Key Factors for Rating
COLI’s 1H24 contracted sales amounted to RMB148bn, representing 17.6% YoY decline, which is the second best performance among all China developers we track. In particular, its June contracted sales surged by 40.6% YoY, largely outperforming the vast majority of peers, underpinned by the launch of some key projects in Shenzhen, Shanghai and Beijing. We calculated that there are still over RMB30bn worth of saleable resources from these key projects for 2H24, which would help COLI to continue outperforming peers, and to further narrow the overall YoY of contracted sales. n After topping the rank in terms of land spending in 2023 with around 60% invested in tier-1 cities, COLI slowed down land spending in 1H24 as it has already built up ample high quality saleable resources.

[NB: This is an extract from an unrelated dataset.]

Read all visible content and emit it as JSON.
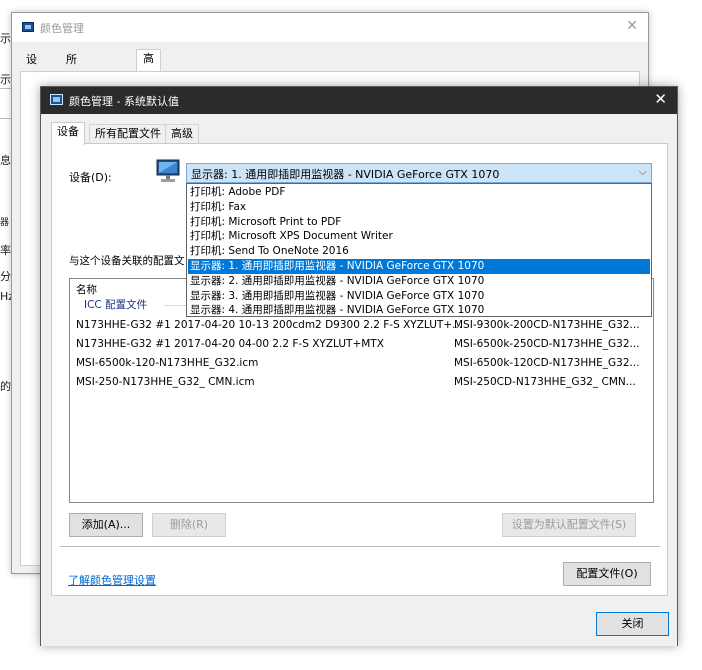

In 1H24, attributable land spending amounted to RMB12bn, among which 65% was invested in the tier-1 city of Beijing. With the conservative landbanking, we expect COLI’s net gearing to remain below 40%. COLI normally ramps up land spending in 2H, as the land market often cools down during 2H.
We expect gross margin in 1H24 to remain stable compared to 2H23 at 18-19%.
Our previous estimation was higher given that end-2023 unbooked revenue is with higher gross margin of 20%. However, as property price corrected more than expected, gross margin of projects which sold and booked simultaneously during 1H24 was hit by more than expected. Gross margin of contracted sales going forward may start to improve if ASP stabilises, as more projects acquired from 2H21 onwards with lower cost start to be launched.
Key Risks for Rating
Recovery of property market may be slower than expected
Valuation
We lowered our estimated NAV by 7.1% to HK$21.49/share given lower margin, and expanded our target discount to NAV from 15% to 20% given slower recovery in the market. The stock currently trades at 0.4x 2024E P/B, and 38% discount to our estimated NAV, which we see as attractive given COLI’s high quality landbank, strong contracted sales performance, and solid financial position.